Harsh cold can lower defenses

Students are preparing for that time of year again, when the cold weather brings bulky coats, scarves, gloves and the common cold.

“Number one, two and three: Dress appropriately,” said Dr. Glenn Egelman, director and physician-in-chief of the Student Health Service.

Although students know they need to bundle up for fall and winter months, Faith Yingling, director of the Wellness Connection at the University, said students should not underestimate the cold, and students who drive should make sure their cars are prepared for the weather.

Students who drink alcohol also need to be extremely careful, because it can give them a false sense of warmth, which could cause them to venture out into freezing temperatures, she said.

As a lifelong resident of Bowling Green, senior Ardy Gonyer is familiar with this kind of weather and recommends students layer their clothes and dress warmly.

“It’s that wind,” Gonyer said.

Egelman warns students about the danger of prolonged exposure to freezing temperatures that could cause hypothermia, frostbite or the common cold.

Water-resistant and wind-resistant coats work well in reducing body-heat loss caused by wind and wet clothing, which could cause hypothermia, he said.

Students still need to be aware of frostbite, even though the temperatures in Bowling Green usually do not get to frostbite levels. Even a short amount of exposure to low temperatures could be dangerous.

Egelman, who has only lived in Ohio for three years, said he dealt with countless cases of frostbite at the last college he worked at in upper New York, where he lived for almost his entire adult life.

“Extreme cold can be dangerous, just like extreme hot weather can be,” Egelman said.

The cold temperatures can also cause different types of the common cold or the flu.

In general, the flu is worse than the cold and has more intense symptoms, such as a fever, body aches, extreme tiredness and dry cough.

Egelman said there is definitely a trend of more students with colds coming to the Student Health Service in the fall and winter months.

Closer quarters make it easier to spread infections, especially in campus residence halls.

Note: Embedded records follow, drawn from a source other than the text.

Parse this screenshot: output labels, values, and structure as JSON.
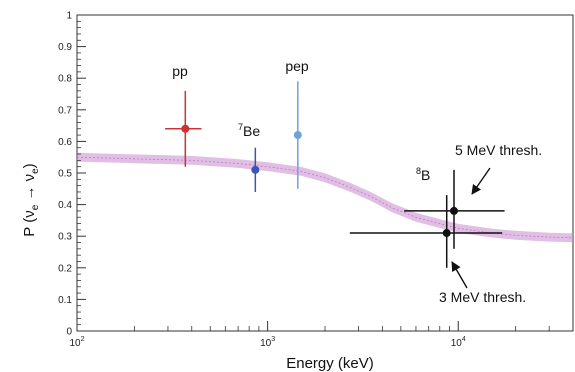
{
  "chart_data": {
    "type": "scatter",
    "xscale": "log",
    "xlim": [
      100,
      40000
    ],
    "ylim": [
      0,
      1
    ],
    "xlabel": "Energy (keV)",
    "ylabel": {
      "base": "P (ν",
      "sub1": "e",
      "arrow": " → ν",
      "sub2": "e",
      "close": ")"
    },
    "x_ticks": [
      {
        "value": 100,
        "base": "10",
        "exp": "2"
      },
      {
        "value": 1000,
        "base": "10",
        "exp": "3"
      },
      {
        "value": 10000,
        "base": "10",
        "exp": "4"
      }
    ],
    "y_ticks": [
      "0",
      "0.1",
      "0.2",
      "0.3",
      "0.4",
      "0.5",
      "0.6",
      "0.7",
      "0.8",
      "0.9",
      "1"
    ],
    "band": {
      "color": "#c98ad0",
      "points": [
        {
          "x": 100,
          "y": 0.55
        },
        {
          "x": 200,
          "y": 0.545
        },
        {
          "x": 400,
          "y": 0.54
        },
        {
          "x": 700,
          "y": 0.53
        },
        {
          "x": 1000,
          "y": 0.52
        },
        {
          "x": 1500,
          "y": 0.505
        },
        {
          "x": 2000,
          "y": 0.485
        },
        {
          "x": 2700,
          "y": 0.455
        },
        {
          "x": 3500,
          "y": 0.425
        },
        {
          "x": 4500,
          "y": 0.39
        },
        {
          "x": 6000,
          "y": 0.36
        },
        {
          "x": 8000,
          "y": 0.34
        },
        {
          "x": 10000,
          "y": 0.325
        },
        {
          "x": 15000,
          "y": 0.31
        },
        {
          "x": 20000,
          "y": 0.303
        },
        {
          "x": 30000,
          "y": 0.297
        },
        {
          "x": 40000,
          "y": 0.295
        }
      ],
      "half_width": 0.014
    },
    "points": [
      {
        "name": "pp",
        "x": 370,
        "y": 0.64,
        "yerr_low": 0.52,
        "yerr_high": 0.76,
        "xerr_low": 290,
        "xerr_high": 450,
        "color": "#cc3333",
        "label_color": "#cc3333"
      },
      {
        "name": "7Be",
        "x": 862,
        "y": 0.51,
        "yerr_low": 0.44,
        "yerr_high": 0.58,
        "xerr_low": 840,
        "xerr_high": 885,
        "color": "#3a55b5",
        "label_color": "#111111"
      },
      {
        "name": "pep",
        "x": 1440,
        "y": 0.62,
        "yerr_low": 0.45,
        "yerr_high": 0.79,
        "xerr_low": 1420,
        "xerr_high": 1460,
        "color": "#6fa2d6",
        "label_color": "#111111"
      },
      {
        "name": "8B-5MeV",
        "x": 9500,
        "y": 0.38,
        "yerr_low": 0.26,
        "yerr_high": 0.51,
        "xerr_low": 5200,
        "xerr_high": 17500,
        "color": "#111111"
      },
      {
        "name": "8B-3MeV",
        "x": 8700,
        "y": 0.31,
        "yerr_low": 0.2,
        "yerr_high": 0.43,
        "xerr_low": 2700,
        "xerr_high": 17000,
        "color": "#111111"
      }
    ],
    "labels": {
      "pp": "pp",
      "be7": {
        "sup": "7",
        "base": "Be"
      },
      "pep": "pep",
      "b8": {
        "sup": "8",
        "base": "B"
      },
      "thresh5": "5 MeV thresh.",
      "thresh3": "3 MeV thresh."
    }
  }
}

If students are ill, they can go on the Student Health Service home page and click on the Students’ Self-Care Guide, which determines what illness a student has based on the symptoms they are experiencing.

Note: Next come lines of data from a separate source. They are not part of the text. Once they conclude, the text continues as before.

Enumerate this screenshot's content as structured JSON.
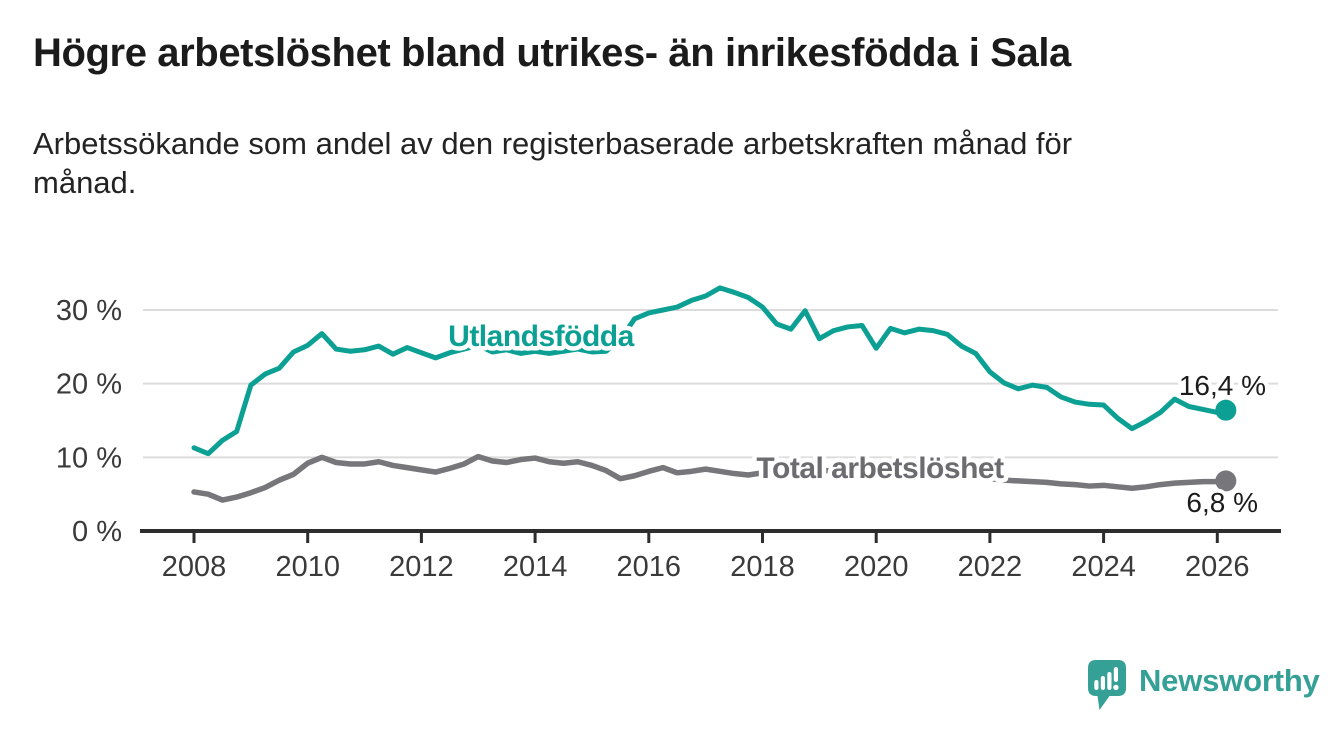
{
  "title": "Högre arbetslöshet bland utrikes- än inrikesfödda i Sala",
  "subtitle": "Arbetssökande som andel av den registerbaserade arbetskraften månad för\nmånad.",
  "branding": {
    "logo_text": "Newsworthy",
    "logo_icon": "newsworthy-speech-bubble-bar-chart-icon",
    "color": "#35a096"
  },
  "colors": {
    "accent_teal": "#0ba093",
    "line_gray": "#76767b",
    "axis": "#2d2d2d",
    "gridline": "#dcdcdc",
    "tick_text": "#3a3a3a",
    "title_text": "#1b1b1b"
  },
  "chart_data": {
    "type": "line",
    "title": "Högre arbetslöshet bland utrikes- än inrikesfödda i Sala",
    "subtitle": "Arbetssökande som andel av den registerbaserade arbetskraften månad för månad.",
    "unit": "%",
    "grid": true,
    "legend_position": "inline-labels",
    "xlim": [
      2007.05,
      2027.1
    ],
    "ylim": [
      0,
      36.5
    ],
    "x_ticks": [
      2008,
      2010,
      2012,
      2014,
      2016,
      2018,
      2020,
      2022,
      2024,
      2026
    ],
    "y_ticks": [
      {
        "value": 0,
        "label": "0 %"
      },
      {
        "value": 10,
        "label": "10 %"
      },
      {
        "value": 20,
        "label": "20 %"
      },
      {
        "value": 30,
        "label": "30 %"
      }
    ],
    "x": [
      2008,
      2008.25,
      2008.5,
      2008.75,
      2009,
      2009.25,
      2009.5,
      2009.75,
      2010,
      2010.25,
      2010.5,
      2010.75,
      2011,
      2011.25,
      2011.5,
      2011.75,
      2012,
      2012.25,
      2012.5,
      2012.75,
      2013,
      2013.25,
      2013.5,
      2013.75,
      2014,
      2014.25,
      2014.5,
      2014.75,
      2015,
      2015.25,
      2015.5,
      2015.75,
      2016,
      2016.25,
      2016.5,
      2016.75,
      2017,
      2017.25,
      2017.5,
      2017.75,
      2018,
      2018.25,
      2018.5,
      2018.75,
      2019,
      2019.25,
      2019.5,
      2019.75,
      2020,
      2020.25,
      2020.5,
      2020.75,
      2021,
      2021.25,
      2021.5,
      2021.75,
      2022,
      2022.25,
      2022.5,
      2022.75,
      2023,
      2023.25,
      2023.5,
      2023.75,
      2024,
      2024.25,
      2024.5,
      2024.75,
      2025,
      2025.25,
      2025.5,
      2025.75,
      2026,
      2026.15
    ],
    "series": [
      {
        "name": "Utlandsfödda",
        "color": "#0ba093",
        "label_color": "#0ba093",
        "end_label": "16,4 %",
        "end_value": 16.4,
        "values": [
          11.3,
          10.5,
          12.3,
          13.5,
          19.8,
          21.3,
          22.1,
          24.3,
          25.2,
          26.8,
          24.7,
          24.4,
          24.6,
          25.1,
          24.0,
          24.9,
          24.2,
          23.5,
          24.2,
          24.7,
          25.2,
          24.3,
          24.6,
          24.1,
          24.4,
          24.1,
          24.4,
          24.7,
          24.3,
          24.4,
          26.0,
          28.8,
          29.6,
          30.0,
          30.4,
          31.3,
          31.9,
          33.0,
          32.4,
          31.7,
          30.4,
          28.1,
          27.4,
          29.9,
          26.1,
          27.2,
          27.7,
          27.9,
          24.8,
          27.5,
          26.9,
          27.4,
          27.2,
          26.7,
          25.1,
          24.1,
          21.6,
          20.1,
          19.3,
          19.8,
          19.5,
          18.2,
          17.5,
          17.2,
          17.1,
          15.3,
          13.9,
          14.9,
          16.1,
          17.9,
          16.9,
          16.5,
          16.1,
          16.4
        ]
      },
      {
        "name": "Total arbetslöshet",
        "color": "#76767b",
        "label_color": "#6b6b70",
        "end_label": "6,8 %",
        "end_value": 6.8,
        "values": [
          5.3,
          5.0,
          4.2,
          4.6,
          5.2,
          5.9,
          6.9,
          7.7,
          9.2,
          10.0,
          9.3,
          9.1,
          9.1,
          9.4,
          8.9,
          8.6,
          8.3,
          8.0,
          8.5,
          9.1,
          10.1,
          9.5,
          9.3,
          9.7,
          9.9,
          9.4,
          9.2,
          9.4,
          8.9,
          8.2,
          7.1,
          7.5,
          8.1,
          8.6,
          7.9,
          8.1,
          8.4,
          8.1,
          7.8,
          7.6,
          7.9,
          8.1,
          7.9,
          8.0,
          8.3,
          8.1,
          8.2,
          8.1,
          8.3,
          8.9,
          9.1,
          8.8,
          8.5,
          8.2,
          7.8,
          7.4,
          7.1,
          6.9,
          6.8,
          6.7,
          6.6,
          6.4,
          6.3,
          6.1,
          6.2,
          6.0,
          5.8,
          6.0,
          6.3,
          6.5,
          6.6,
          6.7,
          6.7,
          6.8
        ]
      }
    ]
  }
}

The next step is to find the time to visit the Health Center to see a doctor that can give a student health care advice or medication.

Although the common cold and the flu are different illnesses, they both can be prevented by avoiding close contact with others, staying home when sick, covering mouth and nose when coughing or sneezing, cleaning hands and by avoiding touching the eyes, nose or mouth.

Yingling recommends students practice healthy behaviors, such as getting enough sleep, managing stress that can weaken the immune system, being physically active by going to the recreation center, spending time with friends or going to sporting events.

Students should also adopt new habits that prevent getting sick, such as washing their hands, using alcohol-based hand gels or by avoiding sharing drinks with others, Egelman said.

Students can learn hand-washing and stress-relief techniques all year at the Wellness Connection and can access all other program information at www.bgsu.edu/wellness.